Por: Rebeca Maynart | 3 Comentário(s)

Por favor, vamos falar de humanidade


Eu observei o teclado por alguns minutos, respirei fundo, cocei os olhos, abaixei a cabeça e coloquei uma playlist tão pesada quanto o sentimento que carrego agora, antes de, enfim, começar a redigir este texto.

Ser sensível num mundo tão cruel é, eu diria, uma das piores coisas que podem acometer a um ser humano adulto, quando, em sua grande maioria, adultos vivem como indivíduos enclausurados em sua própria bolha particular. Não nos é ensinado a profundamente importarmos-nos com o outro, não nos é ensinado humanidade, muito pelo contrário, esperam que a perdamos um pouco mais a cada ano que passa; o que sabemos por toda nossa vida é que é cada um por si. Exceto, é claro, por nosso ciclo íntimo e minúsculo de amigos e familiares que nos trazem um retorno emocional ou de qualquer outro tipo. A lógica é de que não valem os esforços para ajudar quem não conhecemos.

Diariamente, somos atropelados de notícias ruins, na televisão, nos feeds sociais, na tela do seu celular, numa conversa qualquer, alguém em algum lugar do mundo está sofrendo  sem ter feito nada para merecê-lo. Alguma mulher em algum lugar está apanhando de um homem que não conhece nenhum destes significados conversados acima. Alguém em algum lugar se contorce de fome ou de consequência do preconceito. Em algum lugar, agora, alguém tira a própria vida porque sentiu que estava pesado demais. 

E respondem-me que não há nada a fazer, não se muda o mundo. É assim e pronto, aceite e pare de absorver essas energias, pare de pensar nisso, você já tem seus próprios problemas para se preocupar. É o que me dizem. E a Terra continua a girar, no seu movimento de rotação e translação, indiferente e alheia ao que se passa sobre seu solo; todo mundo parece ocupado demais tentando alcançar desejos que perderão-se com o tempo, sonhando com o carro do ano e a última bolsa da Gucci. E não é errado, é só... estranho.

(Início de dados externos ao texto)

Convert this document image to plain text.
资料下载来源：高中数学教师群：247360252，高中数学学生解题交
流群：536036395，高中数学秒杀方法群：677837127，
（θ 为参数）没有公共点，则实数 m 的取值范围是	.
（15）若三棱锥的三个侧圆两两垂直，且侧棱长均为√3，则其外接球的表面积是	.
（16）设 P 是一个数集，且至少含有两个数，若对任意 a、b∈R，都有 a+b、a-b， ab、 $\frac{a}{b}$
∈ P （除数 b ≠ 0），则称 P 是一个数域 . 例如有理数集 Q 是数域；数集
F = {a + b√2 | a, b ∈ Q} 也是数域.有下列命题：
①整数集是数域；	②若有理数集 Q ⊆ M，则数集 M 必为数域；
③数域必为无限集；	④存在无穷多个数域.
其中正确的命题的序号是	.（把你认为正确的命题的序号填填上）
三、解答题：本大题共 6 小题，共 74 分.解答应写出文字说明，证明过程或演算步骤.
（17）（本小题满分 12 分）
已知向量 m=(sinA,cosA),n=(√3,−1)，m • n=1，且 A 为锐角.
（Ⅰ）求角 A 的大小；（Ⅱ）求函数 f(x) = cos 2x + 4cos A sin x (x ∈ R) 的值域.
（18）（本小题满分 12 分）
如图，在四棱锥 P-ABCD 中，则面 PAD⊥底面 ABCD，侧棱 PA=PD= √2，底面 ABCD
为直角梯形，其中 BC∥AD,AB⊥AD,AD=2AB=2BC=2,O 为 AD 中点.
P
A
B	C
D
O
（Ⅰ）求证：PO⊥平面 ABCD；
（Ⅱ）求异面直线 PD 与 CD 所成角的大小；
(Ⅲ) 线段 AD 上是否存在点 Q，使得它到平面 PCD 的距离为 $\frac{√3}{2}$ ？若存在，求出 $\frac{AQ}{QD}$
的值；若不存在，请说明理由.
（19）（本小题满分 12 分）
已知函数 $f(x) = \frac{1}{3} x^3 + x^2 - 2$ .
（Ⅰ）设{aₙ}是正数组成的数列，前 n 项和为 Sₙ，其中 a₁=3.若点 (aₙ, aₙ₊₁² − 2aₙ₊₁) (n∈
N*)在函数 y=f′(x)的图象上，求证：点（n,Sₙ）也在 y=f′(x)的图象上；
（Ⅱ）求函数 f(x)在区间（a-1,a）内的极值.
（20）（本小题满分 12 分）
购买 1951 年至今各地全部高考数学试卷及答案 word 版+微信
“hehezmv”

Lemos livros e assistimos filmes sobre distopias, e sociedades distantes(?) que não passam de reflexos e analogias do nosso presente. Maratonamos Os 13 Porquês, escrevemos textões no facebook, levantamos a bandeira anti-bullying, dois meses depois, lá está o mesmo adolescente, com amnésia conveniente, sendo cruel com um de seus colegas. Nossa solidariedade tem prazo de validade. Uma mulher foi agredida numa das boates mais caras de São Paulo, as pessoas assistiram e, com naturalidade, nada fizeram, até uma outra mulher, segurança, defendê-la. Em especial, este caso motivou-me a escrever esse texto nessa manhã de sábado. A dor, a raiva, a frustração e indignação que senti, fora demasiada para mantê-la guardada para mim.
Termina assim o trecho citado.